Na próxima primavera vamos poder beijar…

Por Maria da Penha Vasconcellos, professora do Departamento de Saúde Ambiental da Faculdade de Saúde Pública da USP

 02/04/2020 - Publicado há 4 anos
Maria da Penha Vasconcelos – Foto: IEA-USP

 

Na virada do ano (2019-2020), um alerta vindo da China notifica a OMS que um novo agente epidêmico desconhecido começava a circular na Ásia oriental – um novo patógeno coronavírus (covid-19).

Áreas de pesquisas como virologia, imunologia, infectologia e as epidemiologias nos abastecem de informações de natureza biossocial com os cuidados preventivos, elaboração de protocolos, subsídio às políticas de saúde pública, sistemas de informação sanitária, vigilância sobre notificações das doenças, tendo como estrutura fundamental os centros de pesquisa e o SUS, de abrangência universal.

Contudo, pesquisas e ações de fundamental importância no campo da saúde pública para a melhoria da sanidade pessoal e do meio ambiente contam também com a necessidade de ações da própria comunidade e sociedade de uma maneira geral, sobretudo, utilizando-se do conhecimento científico produzido para seu bem-estar, saúde e salubridade do meio.

Os hábitos e rotinas na comunidade passam por esforços dos grupos sociais em romper a cadeia de transmissão comunitária, o que exige repensar nossas condutas e etiquetas nas relações sociais, desde a maneira que lavamos as mãos, como lidamos com o cuidado com o nosso corpo, como circulamos em lugares públicos, restrições em viagens e lazer e, no limite, o isolamento familiar e social.

Entre vários hábitos, o beijo, como forma de expressão de afeto e carinho pelo outro, faz parte do nosso repertório social.
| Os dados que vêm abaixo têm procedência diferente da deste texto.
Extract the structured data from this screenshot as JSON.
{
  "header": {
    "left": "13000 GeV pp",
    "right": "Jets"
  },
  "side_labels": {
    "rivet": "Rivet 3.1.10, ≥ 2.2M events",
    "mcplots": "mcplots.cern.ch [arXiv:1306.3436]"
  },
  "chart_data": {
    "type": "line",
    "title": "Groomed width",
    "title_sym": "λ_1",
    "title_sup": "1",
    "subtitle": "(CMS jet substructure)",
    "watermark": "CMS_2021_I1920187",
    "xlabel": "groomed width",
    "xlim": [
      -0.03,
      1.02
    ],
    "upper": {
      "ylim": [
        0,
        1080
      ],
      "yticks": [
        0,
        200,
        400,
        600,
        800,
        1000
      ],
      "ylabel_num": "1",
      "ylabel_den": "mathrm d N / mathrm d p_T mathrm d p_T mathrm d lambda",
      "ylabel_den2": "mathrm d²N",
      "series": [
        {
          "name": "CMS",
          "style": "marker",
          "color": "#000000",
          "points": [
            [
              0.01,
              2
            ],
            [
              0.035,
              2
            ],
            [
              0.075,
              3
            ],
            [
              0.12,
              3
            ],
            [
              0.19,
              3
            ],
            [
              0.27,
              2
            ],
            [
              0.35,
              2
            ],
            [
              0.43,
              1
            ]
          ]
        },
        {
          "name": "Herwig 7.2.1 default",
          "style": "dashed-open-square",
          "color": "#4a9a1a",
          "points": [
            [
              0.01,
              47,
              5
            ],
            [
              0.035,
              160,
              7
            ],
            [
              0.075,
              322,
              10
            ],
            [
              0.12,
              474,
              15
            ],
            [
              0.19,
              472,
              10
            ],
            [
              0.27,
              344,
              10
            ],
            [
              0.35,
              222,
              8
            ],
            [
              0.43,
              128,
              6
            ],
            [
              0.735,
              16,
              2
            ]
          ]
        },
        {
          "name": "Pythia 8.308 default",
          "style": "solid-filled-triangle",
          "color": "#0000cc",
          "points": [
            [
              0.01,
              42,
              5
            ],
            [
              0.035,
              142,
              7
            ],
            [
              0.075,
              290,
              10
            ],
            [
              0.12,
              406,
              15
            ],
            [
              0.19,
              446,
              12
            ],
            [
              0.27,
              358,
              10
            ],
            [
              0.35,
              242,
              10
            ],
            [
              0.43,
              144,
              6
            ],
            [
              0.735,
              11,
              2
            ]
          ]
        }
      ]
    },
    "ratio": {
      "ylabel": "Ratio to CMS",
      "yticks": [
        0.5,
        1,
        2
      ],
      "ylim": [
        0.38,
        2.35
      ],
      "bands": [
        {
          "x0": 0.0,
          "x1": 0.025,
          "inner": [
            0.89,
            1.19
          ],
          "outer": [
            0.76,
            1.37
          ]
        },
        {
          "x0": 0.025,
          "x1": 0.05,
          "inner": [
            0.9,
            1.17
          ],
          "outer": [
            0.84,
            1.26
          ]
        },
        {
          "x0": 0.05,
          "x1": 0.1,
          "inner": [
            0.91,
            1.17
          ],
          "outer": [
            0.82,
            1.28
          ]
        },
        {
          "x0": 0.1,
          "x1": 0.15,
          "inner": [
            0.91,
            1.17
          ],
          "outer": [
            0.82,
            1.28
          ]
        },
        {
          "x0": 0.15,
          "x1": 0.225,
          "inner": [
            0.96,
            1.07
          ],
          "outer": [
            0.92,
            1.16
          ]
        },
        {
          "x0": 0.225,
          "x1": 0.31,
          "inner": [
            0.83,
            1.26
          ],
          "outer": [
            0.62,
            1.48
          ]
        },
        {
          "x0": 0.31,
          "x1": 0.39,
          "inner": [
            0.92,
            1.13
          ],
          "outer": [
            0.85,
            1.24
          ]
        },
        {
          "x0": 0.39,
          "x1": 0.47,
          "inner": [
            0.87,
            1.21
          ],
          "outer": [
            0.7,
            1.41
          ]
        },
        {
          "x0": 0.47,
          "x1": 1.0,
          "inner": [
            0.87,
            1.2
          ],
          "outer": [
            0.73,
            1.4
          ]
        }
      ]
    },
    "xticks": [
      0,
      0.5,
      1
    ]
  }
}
Em nossa percepção o beijo tem vários significados, sempre carregados de grande emoção.

No Ocidente, o ato de beijar foi e ainda permanece como parte de valores e desejos representados na literatura, artes plásticas, fotografia, sendo o mais icônico por meio da sétima arte. A indústria criativa fílmica consegue expressar o ato de beijar como momentos inesquecíveis, como, por exemplo, em Casablanca, com Humphrey Bogart e Ingrid Bergman, ou Vivien Leigh e Clark Gable, em … E o vento levou.

Porém, nesse período de transição entre as condições saudáveis e as condições adversas da circulação ativa do novo vírus, é recomendável rever esse ato de grande significado afetivo em nossa vida social e pessoal.

As doenças infectocontagiosas colocam a necessidade de praticarmos as denominadas etiquetas – social, higiênica e respiratória – em períodos epidêmicos, visando ao cuidado de si e ao cuidado do outro.

O beijo e a saliva são veículos potentes na transmissão de agentes etiológicos e, no recente episódio da covid-19, requer criatividade sobre o ato de beijar. O beijo pode ser substituído por outras formas de afeto, talvez um reconfortante abraço ou pelo namastê, com um caloroso sorriso, levantando a palma da mão, encostando o antebraço ou ainda as pontas dos pés.

Com o passar do tempo vamos perceber que essas mudanças ajudam a mitigar a cadeia de transmissão do vírus e, então, é só aguardar a próxima primavera para nos beijarmos.